Ve meğanime kesiraten ye’huzuneha ve kânallahü aziyzen hakiyma

Ve adekümüllahü meğanime kesiraten te'huzuneha fe accele leküm hazihı ve keffe eydiyen nasi anküm ve li tekune ayetel lil mü'minıne ve yehdiyeküm sıratam müstekıyma

Ve uhra lem takdiru aleyha kad ehatallahü biha ve kanellahü ala külli şey'in kadıra

Ve lev katelekümüllezıne keferu le vellevül edbara sümme la yecidune veliyyev ve la nesıyra

Sünnetellahilletı kad halet min kabl Ve len tecide li sünnetillahi tebdıla

Ve hüvellezı keffe eydiyehüm anküm ve eydiyeküm anhüm bi batni mekkete mim ba'di en azferaküm aleyhim ve kanellahü bi ma ta'melune basıyra

Hümüllezıne keferu ve sadduküm anil mescidil harami vel hedye ma'kufen ey yeblüğa mehılleh ve lev la ricalüm mü'minune ve nisaüm mü'minatül lem ta'lemuhüm en tetauhüm fe tüsıybeküm minhüm mearratüm bi ğayri ılm li yüdhılellahü fı rahmetihı mey yeşa' lev tezeyyelu le azzebnellezıne keferu minhüm azaben elıma

İz cealellezıne keferu fi kulubihimül hamiyyete hameyyetel cahiliyyeti fe enzelellahü sekınetehu ala rasulihi ve alel mü'minıne ve elzemehüm kelimetet takva ve kanu ehakka biha ve ehleha ve kanellahü bi külli şey'in alıma

Le kad sadekallahü rasulehür ru'ya bil hakk le tedhulünnel mescidel harame in şaellahü aminıne muhallikıyne ruuseküm ve mükassıriyne la tehafun fe alime ma lem ta'lemu fe ceale min duni zalike fethan karıba

Hüvellezı ersele rasulehu bil hüda ve dınil hakkı li yuzhirahu aled dıni küllih Ve kefa billahi şehıda

Muhammedür rasulüllah vellezıne meahu eşiddaü alel küffari ruhamaü beynehüm terahüm rukkean süccedey yebteğune fadlem minellahi ve rıdvana sımahüm fı vücuhihim min eseris sücud zalike meselühüm fit tevrati ve meselühüm fil incıl ke zer'ın ahrace şat'ehu fe azerahu festağleza festeva ala sukıhı yu'cibüz zürraa li yeğıyza bihimül küffar veadellahüllezıne amenu ve amilus salihati minhüm mağfiratev ve ecran azıyma

FETİH SURESİ TÜRKÇE MEALİ

1 - Doğrusu biz sana apaçık bir fetih ihsân ettik.

2 - Böylece Allah senin geçmiş ve gelecek günahını bağışlar.
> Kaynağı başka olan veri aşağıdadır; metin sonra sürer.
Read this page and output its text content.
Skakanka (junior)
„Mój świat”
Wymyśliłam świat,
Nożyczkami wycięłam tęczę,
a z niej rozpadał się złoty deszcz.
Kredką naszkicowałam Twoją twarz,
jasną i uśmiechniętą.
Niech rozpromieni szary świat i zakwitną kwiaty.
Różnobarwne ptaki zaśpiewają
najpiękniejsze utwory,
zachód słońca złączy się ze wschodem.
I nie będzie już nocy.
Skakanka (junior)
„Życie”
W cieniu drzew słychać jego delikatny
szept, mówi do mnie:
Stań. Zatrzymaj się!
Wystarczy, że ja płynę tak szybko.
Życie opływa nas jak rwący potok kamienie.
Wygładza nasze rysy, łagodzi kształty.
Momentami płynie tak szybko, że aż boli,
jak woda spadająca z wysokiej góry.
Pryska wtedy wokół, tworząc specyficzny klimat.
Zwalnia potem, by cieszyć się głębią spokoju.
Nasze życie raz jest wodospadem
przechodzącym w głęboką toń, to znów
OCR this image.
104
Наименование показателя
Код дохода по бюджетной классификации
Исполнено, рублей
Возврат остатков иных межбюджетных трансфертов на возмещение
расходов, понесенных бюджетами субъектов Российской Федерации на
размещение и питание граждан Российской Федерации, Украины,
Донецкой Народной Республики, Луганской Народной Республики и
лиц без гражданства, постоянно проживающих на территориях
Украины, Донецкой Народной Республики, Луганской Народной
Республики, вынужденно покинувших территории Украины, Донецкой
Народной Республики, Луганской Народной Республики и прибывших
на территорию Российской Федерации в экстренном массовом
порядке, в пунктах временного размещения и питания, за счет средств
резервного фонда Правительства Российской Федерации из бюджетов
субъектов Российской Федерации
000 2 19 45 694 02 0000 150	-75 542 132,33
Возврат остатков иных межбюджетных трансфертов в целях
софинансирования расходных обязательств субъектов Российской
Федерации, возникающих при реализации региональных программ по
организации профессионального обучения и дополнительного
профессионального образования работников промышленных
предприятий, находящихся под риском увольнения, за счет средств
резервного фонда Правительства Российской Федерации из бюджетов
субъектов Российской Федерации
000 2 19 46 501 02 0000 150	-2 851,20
Sana olan nimetini tamamlar ve seni doğru yola iletir.

3 - Ve sana Allah, şanlı bir zaferle yardım eder.

4 - İmanlarına iman katsınlar diye müminlerin kalplerine güven indiren O'dur. Göklerin ve yerin orduları Allah'ındır. Allah bilendir, herşeyi hikmetle yapandır.

5 - Mümin erkeklerle mümin kadınları, içinde ebedi kalacakları, altlarından ırmaklar akan cennetlere koyması, onların günahlarını örtmesi içindir. İşte bu, Allah katında büyük bir kurtuluştur.

6 - Ve o Allah hakkında kötü zanda bulunan münâfık erkeklere ve münâfık kadınlara, Allah'a ortak koşan erkeklere ve ortak koşan kadınlara azap etmesi içindir. Kötülük onların başlarına gelmiştir. Allah onlara gazap etmiş, lânetlemiş ve cehennemi kendilerine hazırlamıştır. Orası ne kötü bir yerdir!

7 - Göklerin ve yerin orduları Allah'ındır. Allah çok güçlüdür, hüküm ve hikmet sahibidir.

8 - Şüphesiz biz seni, şâhit, müjdeleyici ve uyarıcı olarak gönderdik.

9 - Ki, Allah'a ve Resulüne iman edesiniz, ve bunu takviye edip, O'na saygı gösteresiniz ve sabah akşam O'nu tesbih edesiniz.

10 - Herhalde sana bey'at edenler ancak Allah'a bey'at etmektedirler. Allah'ın eli onların ellerinin üzerindedir. Kim ahdi bozarsa ancak kendi aleyhine bozmuş olur. Kim de Allah'a verdiği ahde vefa gösterirse Allah ona büyük bir mükâfat verecektir.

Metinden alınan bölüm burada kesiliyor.